The Otago Regional Council is extending a trial using technology to monitor the effects of climate change and human activity on lakes in the area.

On the surface, our lakes are scenic gems across the Queenstown-Lakes District, including Lake Wakatipu, Lake Wānaka and Lake Hayes.

But underneath it could be a different picture.

“Although we’ve been there for 20 years measuring several different parameters in those lakes, they are still poorly understood,” the council’s lakes scientist Hugo Borges said.

“We need to know more.”

The council’s since installed scientific buoys which send back continuous data through a power-generated capsule of sensors which scans the lake.

Each high tech buoy costs around $100,000.

A trial of one scientific buoy has been underway at Lake Hayes since 2019.

Nick Boyens, the environmental monitoring network lead at the council, said a team would “go out on the lake and take manual samples and do a manual profile” once a month.

“Now we’ve made a buoy that’s taking a profile six times a day, so we’re getting a lot more data and we can see fluctuations over time a lot easier.”

The capsule, which is attached to the buoy, goes down around 30 meters deep into Lake Hayes.

The sensors measure things including temperature, algae growth and oxygen levels.

The data is then sent directly to scientists back at the base to fully understand the lake conditions.

“We can better manage and adjust our program to capture any influence from pollution or climate change, and the data will produce further modeling for the lake,” Borges said.

Some of the region’s deepest lakes – Lake Wakatipu, followed by Lake Wspider – are up next but it’s a mammoth task.
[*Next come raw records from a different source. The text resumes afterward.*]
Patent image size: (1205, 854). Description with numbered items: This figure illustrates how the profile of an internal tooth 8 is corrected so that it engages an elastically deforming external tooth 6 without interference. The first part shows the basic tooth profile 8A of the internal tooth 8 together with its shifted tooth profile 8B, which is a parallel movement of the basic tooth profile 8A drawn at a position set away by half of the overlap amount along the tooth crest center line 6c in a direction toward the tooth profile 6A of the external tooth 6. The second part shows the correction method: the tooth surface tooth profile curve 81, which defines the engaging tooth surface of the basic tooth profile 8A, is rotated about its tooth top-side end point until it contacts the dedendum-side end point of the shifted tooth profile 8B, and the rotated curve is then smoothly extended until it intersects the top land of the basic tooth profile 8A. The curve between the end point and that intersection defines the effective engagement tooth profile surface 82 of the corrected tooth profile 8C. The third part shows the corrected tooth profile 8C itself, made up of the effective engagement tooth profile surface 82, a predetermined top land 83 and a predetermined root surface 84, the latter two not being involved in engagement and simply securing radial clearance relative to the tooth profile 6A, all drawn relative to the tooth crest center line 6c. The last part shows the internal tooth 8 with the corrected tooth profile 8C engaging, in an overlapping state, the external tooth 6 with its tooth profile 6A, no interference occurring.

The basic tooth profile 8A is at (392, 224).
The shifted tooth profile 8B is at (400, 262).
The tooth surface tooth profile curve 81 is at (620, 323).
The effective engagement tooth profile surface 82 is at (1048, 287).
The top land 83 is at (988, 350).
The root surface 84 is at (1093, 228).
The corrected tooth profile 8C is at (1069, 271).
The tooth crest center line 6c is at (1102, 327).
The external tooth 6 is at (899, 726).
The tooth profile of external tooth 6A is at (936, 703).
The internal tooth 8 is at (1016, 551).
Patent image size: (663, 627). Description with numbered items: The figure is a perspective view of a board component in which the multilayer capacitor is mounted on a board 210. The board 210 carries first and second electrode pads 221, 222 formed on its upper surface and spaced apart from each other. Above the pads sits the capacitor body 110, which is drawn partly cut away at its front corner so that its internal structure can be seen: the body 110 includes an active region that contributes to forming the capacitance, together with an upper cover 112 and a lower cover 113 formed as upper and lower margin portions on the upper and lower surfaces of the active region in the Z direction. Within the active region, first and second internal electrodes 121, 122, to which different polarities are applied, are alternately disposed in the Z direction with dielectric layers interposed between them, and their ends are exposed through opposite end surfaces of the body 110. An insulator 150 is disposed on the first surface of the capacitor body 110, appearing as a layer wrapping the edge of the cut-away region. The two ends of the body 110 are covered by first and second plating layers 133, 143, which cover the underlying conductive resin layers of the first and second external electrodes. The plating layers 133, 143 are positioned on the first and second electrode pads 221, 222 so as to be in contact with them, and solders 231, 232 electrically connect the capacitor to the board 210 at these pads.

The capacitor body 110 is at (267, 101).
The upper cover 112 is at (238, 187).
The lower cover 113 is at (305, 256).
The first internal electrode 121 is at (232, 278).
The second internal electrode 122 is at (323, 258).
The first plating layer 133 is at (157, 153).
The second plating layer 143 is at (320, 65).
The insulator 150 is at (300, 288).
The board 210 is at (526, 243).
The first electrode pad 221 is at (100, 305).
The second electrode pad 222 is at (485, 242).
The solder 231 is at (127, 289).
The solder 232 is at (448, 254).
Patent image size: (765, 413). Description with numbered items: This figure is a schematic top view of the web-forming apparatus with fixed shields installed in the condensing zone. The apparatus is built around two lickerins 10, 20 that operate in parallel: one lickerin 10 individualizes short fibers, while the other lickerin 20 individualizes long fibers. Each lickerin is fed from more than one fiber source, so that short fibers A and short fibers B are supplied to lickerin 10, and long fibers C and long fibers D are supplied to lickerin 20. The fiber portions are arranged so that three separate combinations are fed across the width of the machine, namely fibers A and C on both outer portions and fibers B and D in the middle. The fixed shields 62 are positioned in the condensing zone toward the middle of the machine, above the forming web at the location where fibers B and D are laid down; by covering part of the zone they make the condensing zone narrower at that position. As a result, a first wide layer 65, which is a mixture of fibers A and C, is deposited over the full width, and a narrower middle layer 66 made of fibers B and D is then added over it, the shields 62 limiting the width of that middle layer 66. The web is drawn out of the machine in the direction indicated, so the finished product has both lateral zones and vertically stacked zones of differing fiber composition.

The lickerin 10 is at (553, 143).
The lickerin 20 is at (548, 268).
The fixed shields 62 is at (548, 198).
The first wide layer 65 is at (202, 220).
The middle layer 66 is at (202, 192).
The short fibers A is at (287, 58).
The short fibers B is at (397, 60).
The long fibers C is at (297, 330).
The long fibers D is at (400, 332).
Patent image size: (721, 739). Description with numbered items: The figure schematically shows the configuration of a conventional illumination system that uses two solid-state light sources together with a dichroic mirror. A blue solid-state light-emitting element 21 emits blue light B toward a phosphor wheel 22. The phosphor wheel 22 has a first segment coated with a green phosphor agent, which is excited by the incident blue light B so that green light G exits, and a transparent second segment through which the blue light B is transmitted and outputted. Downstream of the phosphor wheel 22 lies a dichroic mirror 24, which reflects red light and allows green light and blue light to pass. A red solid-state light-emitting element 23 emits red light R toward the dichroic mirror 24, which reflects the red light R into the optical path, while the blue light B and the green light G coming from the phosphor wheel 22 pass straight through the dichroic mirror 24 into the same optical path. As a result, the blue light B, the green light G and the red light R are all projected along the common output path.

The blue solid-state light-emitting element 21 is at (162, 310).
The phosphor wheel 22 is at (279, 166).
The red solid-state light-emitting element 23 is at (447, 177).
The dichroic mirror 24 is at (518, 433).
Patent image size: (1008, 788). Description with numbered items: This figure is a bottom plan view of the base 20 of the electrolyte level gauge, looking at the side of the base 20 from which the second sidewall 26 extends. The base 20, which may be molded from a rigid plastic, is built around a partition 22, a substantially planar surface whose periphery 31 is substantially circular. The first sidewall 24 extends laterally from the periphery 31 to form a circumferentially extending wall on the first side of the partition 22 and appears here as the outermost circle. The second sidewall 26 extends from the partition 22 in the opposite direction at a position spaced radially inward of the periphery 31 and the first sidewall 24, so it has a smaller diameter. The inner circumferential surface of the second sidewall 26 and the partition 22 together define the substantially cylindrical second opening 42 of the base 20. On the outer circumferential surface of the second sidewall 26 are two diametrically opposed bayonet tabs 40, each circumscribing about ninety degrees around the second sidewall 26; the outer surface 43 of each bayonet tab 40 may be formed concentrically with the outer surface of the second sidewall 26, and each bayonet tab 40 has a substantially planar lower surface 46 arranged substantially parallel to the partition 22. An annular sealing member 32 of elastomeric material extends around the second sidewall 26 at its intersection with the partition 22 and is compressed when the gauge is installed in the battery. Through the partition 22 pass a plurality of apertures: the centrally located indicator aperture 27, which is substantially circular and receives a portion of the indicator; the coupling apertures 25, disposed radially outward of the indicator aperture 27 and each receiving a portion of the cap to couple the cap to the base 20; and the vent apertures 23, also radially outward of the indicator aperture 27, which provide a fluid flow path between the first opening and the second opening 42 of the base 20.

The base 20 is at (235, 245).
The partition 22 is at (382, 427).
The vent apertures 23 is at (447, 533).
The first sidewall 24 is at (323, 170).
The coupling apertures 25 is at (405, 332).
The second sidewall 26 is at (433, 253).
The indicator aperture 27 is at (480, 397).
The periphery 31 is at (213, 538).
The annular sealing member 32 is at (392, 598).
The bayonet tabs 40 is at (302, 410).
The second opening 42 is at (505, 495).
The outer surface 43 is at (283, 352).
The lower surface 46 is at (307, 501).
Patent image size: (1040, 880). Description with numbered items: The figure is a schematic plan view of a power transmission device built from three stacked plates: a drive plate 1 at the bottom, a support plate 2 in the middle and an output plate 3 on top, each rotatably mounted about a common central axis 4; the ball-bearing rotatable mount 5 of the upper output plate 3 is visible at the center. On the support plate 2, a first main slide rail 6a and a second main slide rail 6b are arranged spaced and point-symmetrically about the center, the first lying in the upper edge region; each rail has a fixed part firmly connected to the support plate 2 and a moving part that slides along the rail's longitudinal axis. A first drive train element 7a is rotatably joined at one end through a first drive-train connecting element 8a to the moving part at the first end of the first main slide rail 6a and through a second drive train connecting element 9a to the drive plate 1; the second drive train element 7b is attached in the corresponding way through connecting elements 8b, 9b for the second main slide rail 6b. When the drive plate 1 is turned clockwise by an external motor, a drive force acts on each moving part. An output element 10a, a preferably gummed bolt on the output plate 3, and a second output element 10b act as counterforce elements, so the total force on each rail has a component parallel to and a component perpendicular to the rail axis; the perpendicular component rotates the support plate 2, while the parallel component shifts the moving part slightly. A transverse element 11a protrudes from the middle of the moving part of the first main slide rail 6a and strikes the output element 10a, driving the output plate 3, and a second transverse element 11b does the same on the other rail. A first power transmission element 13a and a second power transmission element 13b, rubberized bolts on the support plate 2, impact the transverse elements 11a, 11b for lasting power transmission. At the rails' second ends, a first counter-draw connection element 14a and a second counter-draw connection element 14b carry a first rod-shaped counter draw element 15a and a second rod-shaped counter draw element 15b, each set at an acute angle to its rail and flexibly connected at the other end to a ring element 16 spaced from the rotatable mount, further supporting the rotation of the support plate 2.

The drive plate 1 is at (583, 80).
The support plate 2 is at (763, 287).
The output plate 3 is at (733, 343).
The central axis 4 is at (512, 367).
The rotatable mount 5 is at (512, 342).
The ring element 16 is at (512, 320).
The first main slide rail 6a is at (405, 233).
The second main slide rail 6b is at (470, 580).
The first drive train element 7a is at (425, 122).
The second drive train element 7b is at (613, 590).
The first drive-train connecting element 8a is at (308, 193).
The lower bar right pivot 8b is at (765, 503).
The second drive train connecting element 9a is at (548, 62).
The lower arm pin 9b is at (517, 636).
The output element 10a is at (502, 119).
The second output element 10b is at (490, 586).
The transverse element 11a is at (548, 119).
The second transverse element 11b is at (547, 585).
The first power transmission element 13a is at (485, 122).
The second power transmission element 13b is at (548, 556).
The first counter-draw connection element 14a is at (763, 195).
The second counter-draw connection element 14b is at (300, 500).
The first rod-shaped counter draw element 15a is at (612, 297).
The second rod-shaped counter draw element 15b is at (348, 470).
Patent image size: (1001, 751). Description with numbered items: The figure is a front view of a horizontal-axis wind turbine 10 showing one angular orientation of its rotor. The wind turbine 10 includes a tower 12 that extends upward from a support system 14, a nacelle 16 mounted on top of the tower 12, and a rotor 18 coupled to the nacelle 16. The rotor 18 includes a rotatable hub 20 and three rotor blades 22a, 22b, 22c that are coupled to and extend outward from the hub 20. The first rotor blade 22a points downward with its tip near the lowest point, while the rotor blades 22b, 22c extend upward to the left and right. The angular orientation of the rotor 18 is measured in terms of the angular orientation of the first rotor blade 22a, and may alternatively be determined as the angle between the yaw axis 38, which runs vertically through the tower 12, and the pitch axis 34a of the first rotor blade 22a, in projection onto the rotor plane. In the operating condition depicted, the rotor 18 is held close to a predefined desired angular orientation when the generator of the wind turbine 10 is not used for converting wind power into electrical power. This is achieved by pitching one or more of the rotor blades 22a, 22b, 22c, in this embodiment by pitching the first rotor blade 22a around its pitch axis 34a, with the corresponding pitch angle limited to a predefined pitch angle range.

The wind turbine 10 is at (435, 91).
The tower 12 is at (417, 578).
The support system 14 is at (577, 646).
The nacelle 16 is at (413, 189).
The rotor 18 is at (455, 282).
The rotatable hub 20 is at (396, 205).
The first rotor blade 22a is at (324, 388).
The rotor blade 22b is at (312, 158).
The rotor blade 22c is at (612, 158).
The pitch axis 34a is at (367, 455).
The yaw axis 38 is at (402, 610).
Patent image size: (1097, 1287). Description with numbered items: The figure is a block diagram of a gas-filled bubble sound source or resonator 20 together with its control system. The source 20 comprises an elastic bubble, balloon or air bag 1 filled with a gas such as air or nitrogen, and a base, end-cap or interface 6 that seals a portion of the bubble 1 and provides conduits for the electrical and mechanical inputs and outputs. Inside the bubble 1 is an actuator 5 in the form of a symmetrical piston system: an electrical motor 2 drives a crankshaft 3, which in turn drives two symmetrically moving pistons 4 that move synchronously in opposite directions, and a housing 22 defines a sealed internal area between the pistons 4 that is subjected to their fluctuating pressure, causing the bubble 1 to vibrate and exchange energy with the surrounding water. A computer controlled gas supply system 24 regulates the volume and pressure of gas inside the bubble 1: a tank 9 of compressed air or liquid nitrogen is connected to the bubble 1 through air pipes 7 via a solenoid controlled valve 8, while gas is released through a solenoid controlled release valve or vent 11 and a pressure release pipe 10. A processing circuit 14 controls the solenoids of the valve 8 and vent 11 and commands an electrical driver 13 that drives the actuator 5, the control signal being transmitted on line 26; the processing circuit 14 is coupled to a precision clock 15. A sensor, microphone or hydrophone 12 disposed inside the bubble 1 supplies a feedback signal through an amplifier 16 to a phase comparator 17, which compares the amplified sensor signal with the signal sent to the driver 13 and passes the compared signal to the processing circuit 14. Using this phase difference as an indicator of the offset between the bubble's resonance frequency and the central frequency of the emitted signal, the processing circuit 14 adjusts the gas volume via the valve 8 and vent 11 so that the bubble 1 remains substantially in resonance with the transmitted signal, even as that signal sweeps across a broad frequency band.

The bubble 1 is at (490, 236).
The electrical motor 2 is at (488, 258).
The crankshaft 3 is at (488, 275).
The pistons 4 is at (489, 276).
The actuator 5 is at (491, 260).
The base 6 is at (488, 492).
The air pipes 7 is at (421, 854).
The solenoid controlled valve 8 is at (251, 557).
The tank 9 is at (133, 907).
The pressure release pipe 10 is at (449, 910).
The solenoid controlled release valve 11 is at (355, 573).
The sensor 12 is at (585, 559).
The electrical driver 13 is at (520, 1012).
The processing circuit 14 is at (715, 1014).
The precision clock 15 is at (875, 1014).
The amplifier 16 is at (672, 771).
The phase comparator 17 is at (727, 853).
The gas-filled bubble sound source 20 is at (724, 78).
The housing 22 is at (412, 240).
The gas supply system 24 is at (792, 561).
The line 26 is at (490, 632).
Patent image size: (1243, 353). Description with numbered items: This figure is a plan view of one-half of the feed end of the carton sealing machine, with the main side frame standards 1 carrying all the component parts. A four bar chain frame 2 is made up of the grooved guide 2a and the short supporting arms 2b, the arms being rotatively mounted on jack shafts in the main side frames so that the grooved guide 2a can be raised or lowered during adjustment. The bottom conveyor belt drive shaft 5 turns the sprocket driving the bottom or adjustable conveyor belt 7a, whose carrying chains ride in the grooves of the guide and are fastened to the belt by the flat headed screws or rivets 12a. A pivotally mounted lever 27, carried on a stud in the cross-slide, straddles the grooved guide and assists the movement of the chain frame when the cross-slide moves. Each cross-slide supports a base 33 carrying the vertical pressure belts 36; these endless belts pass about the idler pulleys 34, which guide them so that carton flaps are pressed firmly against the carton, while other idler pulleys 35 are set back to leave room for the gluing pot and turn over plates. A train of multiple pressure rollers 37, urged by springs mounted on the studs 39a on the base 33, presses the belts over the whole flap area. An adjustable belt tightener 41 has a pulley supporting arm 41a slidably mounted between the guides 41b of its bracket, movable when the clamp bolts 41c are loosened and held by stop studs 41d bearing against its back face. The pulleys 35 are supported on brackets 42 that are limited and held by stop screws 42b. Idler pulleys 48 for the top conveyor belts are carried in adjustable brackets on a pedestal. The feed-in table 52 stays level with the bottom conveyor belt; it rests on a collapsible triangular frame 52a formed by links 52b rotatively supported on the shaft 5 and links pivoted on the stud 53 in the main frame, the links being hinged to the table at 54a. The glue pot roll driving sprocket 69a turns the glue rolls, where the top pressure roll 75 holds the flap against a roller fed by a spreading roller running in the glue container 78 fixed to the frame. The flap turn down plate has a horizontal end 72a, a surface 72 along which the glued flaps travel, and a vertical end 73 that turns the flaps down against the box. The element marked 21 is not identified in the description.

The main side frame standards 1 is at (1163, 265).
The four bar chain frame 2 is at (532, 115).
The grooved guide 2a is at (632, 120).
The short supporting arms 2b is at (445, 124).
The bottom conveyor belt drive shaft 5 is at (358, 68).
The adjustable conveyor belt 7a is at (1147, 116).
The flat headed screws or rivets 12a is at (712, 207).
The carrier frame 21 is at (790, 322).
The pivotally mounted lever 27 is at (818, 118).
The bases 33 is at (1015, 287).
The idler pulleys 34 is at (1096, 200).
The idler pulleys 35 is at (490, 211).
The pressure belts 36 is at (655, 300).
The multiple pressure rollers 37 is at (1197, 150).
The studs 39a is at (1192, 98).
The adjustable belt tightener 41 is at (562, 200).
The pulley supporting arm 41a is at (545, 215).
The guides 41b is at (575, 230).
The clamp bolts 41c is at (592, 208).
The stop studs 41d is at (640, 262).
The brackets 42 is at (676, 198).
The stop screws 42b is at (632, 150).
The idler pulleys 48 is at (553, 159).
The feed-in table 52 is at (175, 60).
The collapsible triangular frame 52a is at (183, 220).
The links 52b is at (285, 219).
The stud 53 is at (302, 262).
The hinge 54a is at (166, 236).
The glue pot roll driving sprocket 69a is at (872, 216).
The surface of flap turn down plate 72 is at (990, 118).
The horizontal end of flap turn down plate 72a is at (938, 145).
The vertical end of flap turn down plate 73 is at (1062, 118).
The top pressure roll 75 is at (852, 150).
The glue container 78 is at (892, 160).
Borges called the lakes “very unique”.

“They are very important to understand the mixing processes of the lake and how this is influencing the nutrients’ circulation in the lake.”

The equipment will reach down 10 times deeper than the previous trial.

For comparison, the Southern Hemisphere’s tallest freestanding structure, Auckland’s Sky Tower, stands at around 330m.

But the scientific buoy in Lake Wakatipu will be examined even further than that – down to 375m.

“If we start monitoring now, we can track changes going forward,” Boyens said.

“If it does start to change, we can be onto it and try and work it out sooner before it becomes too late.”

“We know that the world is facing many changes; there’s a lot of talk about climate change,” Borges added.

“Those buoys will have a great addition for data understanding.”